# Gedney station Lincs March 2014



## redT1ger (May 8, 2014)

Theres several of these abandoned railway stations around the countryside. A lot of branch lines were shut in the 60's following the report by Dr Beeching.


----------



## Mikeymutt (May 9, 2014)

I love these old stations.thanks for sharing


----------



## Whiteknight841 (May 9, 2014)

Such a shame. Thank you for capturing it before it inevitably gets torn down : )


----------



## Black Shuck (May 9, 2014)

Whiteknight841 said:


> Such a shame. Thank you for capturing it before it inevitably gets torn down : )
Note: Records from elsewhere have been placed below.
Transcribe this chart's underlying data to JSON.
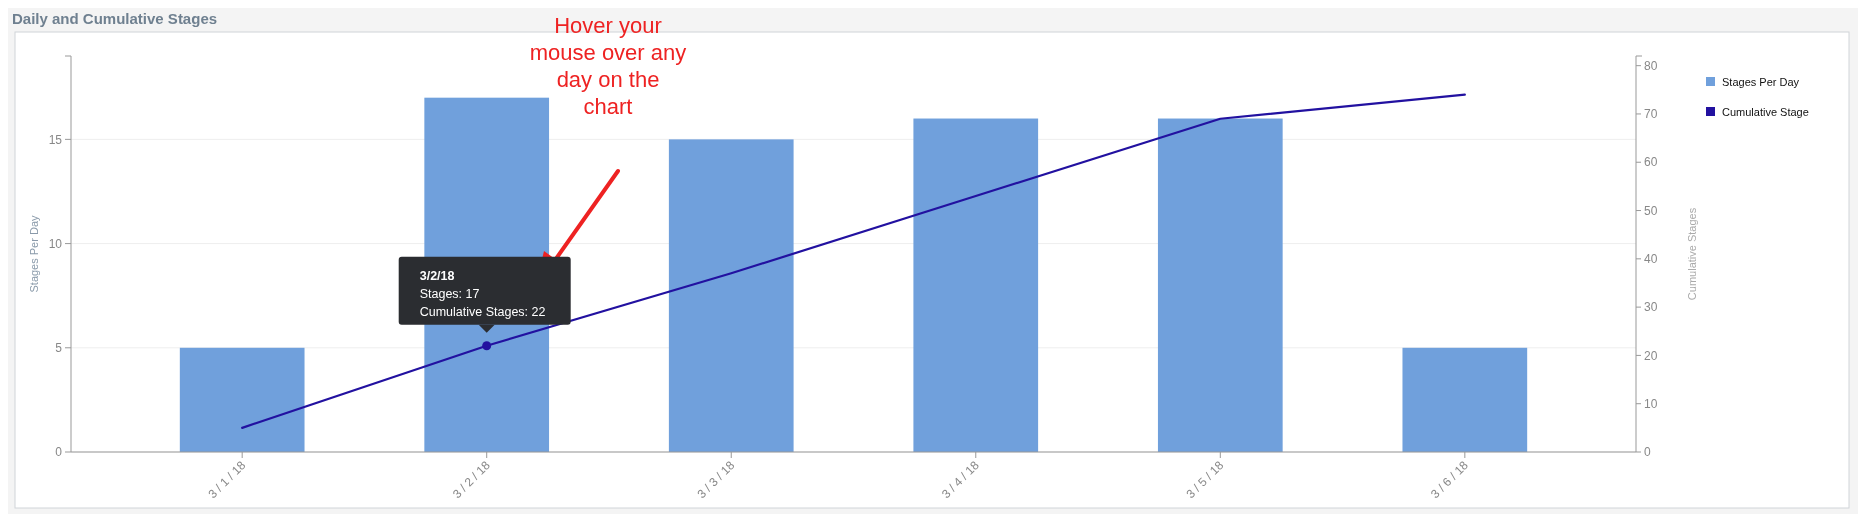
{
  "chart_data": {
    "type": "bar",
    "title": "Daily and Cumulative Stages",
    "categories": [
      "3 / 1 / 18",
      "3 / 2 / 18",
      "3 / 3 / 18",
      "3 / 4 / 18",
      "3 / 5 / 18",
      "3 / 6 / 18"
    ],
    "series": [
      {
        "name": "Stages Per Day",
        "color": "#70a0dc",
        "values": [
          5,
          17,
          15,
          16,
          16,
          5
        ]
      },
      {
        "name": "Cumulative Stage",
        "type": "line",
        "axis": "y2",
        "color": "#2211a0",
        "values": [
          5,
          22,
          37,
          53,
          69,
          74
        ]
      }
    ],
    "ylabel": "Stages Per Day",
    "y2label": "Cumulative Stages",
    "ylim": [
      0,
      19
    ],
    "yticks": [
      0,
      5,
      10,
      15
    ],
    "y2lim": [
      0,
      82
    ],
    "y2ticks": [
      0,
      10,
      20,
      30,
      40,
      50,
      60,
      70,
      80
    ],
    "grid": "y",
    "legend": "top right",
    "marker": "none",
    "line_style": "solid",
    "annotations": [
      "Hover your mouse over any day on the chart",
      "3/2/18",
      "Stages: 17",
      "Cumulative Stages: 22"
    ]
  }
}
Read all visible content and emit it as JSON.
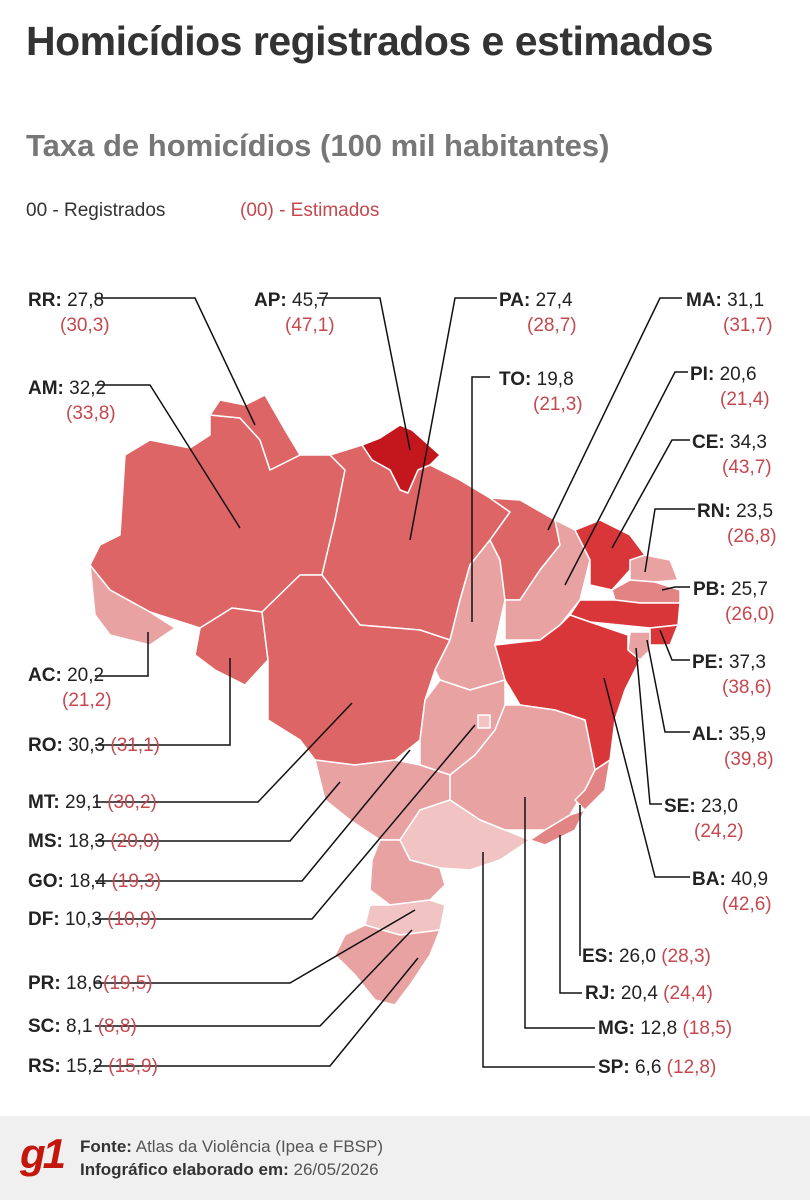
{
  "header": {
    "title": "Homicídios registrados e estimados",
    "subtitle": "Taxa de homicídios (100 mil habitantes)"
  },
  "legend": {
    "registered": "00 - Registrados",
    "estimated": "(00) - Estimados"
  },
  "states": {
    "RR": {
      "uf": "RR:",
      "reg": "27,8",
      "est": "(30,3)"
    },
    "AP": {
      "uf": "AP:",
      "reg": "45,7",
      "est": "(47,1)"
    },
    "PA": {
      "uf": "PA:",
      "reg": "27,4",
      "est": "(28,7)"
    },
    "MA": {
      "uf": "MA:",
      "reg": "31,1",
      "est": "(31,7)"
    },
    "AM": {
      "uf": "AM:",
      "reg": "32,2",
      "est": "(33,8)"
    },
    "TO": {
      "uf": "TO:",
      "reg": "19,8",
      "est": "(21,3)"
    },
    "PI": {
      "uf": "PI:",
      "reg": "20,6",
      "est": "(21,4)"
    },
    "CE": {
      "uf": "CE:",
      "reg": "34,3",
      "est": "(43,7)"
    },
    "RN": {
      "uf": "RN:",
      "reg": "23,5",
      "est": "(26,8)"
    },
    "PB": {
      "uf": "PB:",
      "reg": "25,7",
      "est": "(26,0)"
    },
    "AC": {
      "uf": "AC:",
      "reg": "20,2",
      "est": "(21,2)"
    },
    "PE": {
      "uf": "PE:",
      "reg": "37,3",
      "est": "(38,6)"
    },
    "RO": {
      "uf": "RO:",
      "reg": "30,3",
      "est": "(31,1)"
    },
    "AL": {
      "uf": "AL:",
      "reg": "35,9",
      "est": "(39,8)"
    },
    "MT": {
      "uf": "MT:",
      "reg": "29,1",
      "est": "(30,2)"
    },
    "SE": {
      "uf": "SE:",
      "reg": "23,0",
      "est": "(24,2)"
    },
    "MS": {
      "uf": "MS:",
      "reg": "18,3",
      "est": "(20,0)"
    },
    "BA": {
      "uf": "BA:",
      "reg": "40,9",
      "est": "(42,6)"
    },
    "GO": {
      "uf": "GO:",
      "reg": "18,4",
      "est": "(19,3)"
    },
    "DF": {
      "uf": "DF:",
      "reg": "10,3",
      "est": "(10,9)"
    },
    "ES": {
      "uf": "ES:",
      "reg": "26,0",
      "est": "(28,3)"
    },
    "PR": {
      "uf": "PR:",
      "reg": "18,6",
      "est": "(19,5)"
    },
    "RJ": {
      "uf": "RJ:",
      "reg": "20,4",
      "est": "(24,4)"
    },
    "SC": {
      "uf": "SC:",
      "reg": "8,1",
      "est": "(8,8)"
    },
    "MG": {
      "uf": "MG:",
      "reg": "12,8",
      "est": "(18,5)"
    },
    "RS": {
      "uf": "RS:",
      "reg": "15,2",
      "est": "(15,9)"
    },
    "SP": {
      "uf": "SP:",
      "reg": "6,6",
      "est": "(12,8)"
    }
  },
  "colors": {
    "highest": "#c4171d",
    "high": "#d9363a",
    "upper": "#de6565",
    "mid": "#e38484",
    "lower": "#e9a2a2",
    "lowest": "#f1c3c3",
    "estimated_text": "#c5484f",
    "brand": "#c4170c"
  },
  "footer": {
    "logo": "g1",
    "source_label": "Fonte:",
    "source_value": "Atlas da Violência (Ipea e FBSP)",
    "date_label": "Infográfico elaborado em:",
    "date_value": "26/05/2026"
  }
}
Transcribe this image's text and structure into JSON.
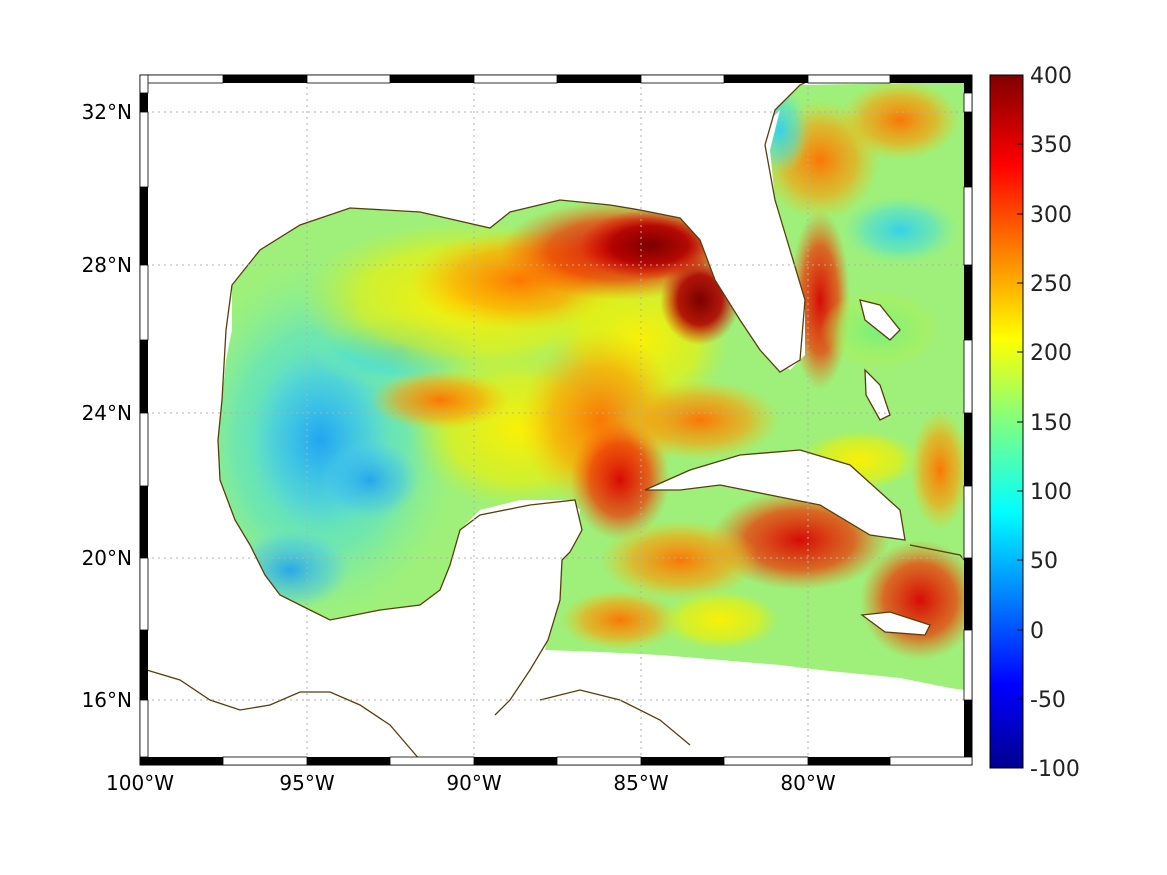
{
  "map": {
    "longitude_ticks": [
      "100°W",
      "95°W",
      "90°W",
      "85°W",
      "80°W"
    ],
    "latitude_ticks": [
      "32°N",
      "28°N",
      "24°N",
      "20°N",
      "16°N"
    ],
    "lon_range": [
      -100,
      -75
    ],
    "lat_range": [
      14.2,
      32.9
    ],
    "grid": true,
    "coastline_color": "#5a3d0a",
    "land_color": "#ffffff"
  },
  "colorbar": {
    "ticks": [
      "400",
      "350",
      "300",
      "250",
      "200",
      "150",
      "100",
      "50",
      "0",
      "-50",
      "-100"
    ],
    "range": [
      -100,
      400
    ],
    "colormap": "jet",
    "placement": "right"
  }
}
Visited this gem around two years ago, Part of the once might MGN Joint Railway from Leicester to Great Yarmouth, closed 28th February 1959. The hole in the floor in the room with the boarded up fireplace was caused by me, on my second visit, midway through a shot with, tripod, and Fuji, the floor gave way and down went Shuck camera and all!!!  Luckily I stopped when my feet hit the ground, just as my elbows made contact with the floor!OUCH! Needless to say, I then collapsed into fits of hysterical laughter, and clambered out! Just a few bruises and cuts!. Brilliant shots, by the way. Did you find the station nameboard on platform 2?


----------



## flyboys90 (May 10, 2014)

Ah Dr Beeching he had a lot to answer for! Great photos thanks for sharing.


----------



## ronthebike (May 16, 2014)

nice pics,


----------



## Ade G (May 16, 2014)

Great shots, interestingly my surname is Gidney, slightly different spelling but historically it originates from the place name Gedney


----------



## Farmerboy (May 17, 2014)

Good photo's. Looks in better condition outside than inside. Local to me too but never visited.


----------



## The Wombat (May 17, 2014)

interesting stuff, thanks for sharing


----------



## Labb (May 18, 2014)

Great shots. I have been to this stations several times. It is a shame that is is just falling to pieces


----------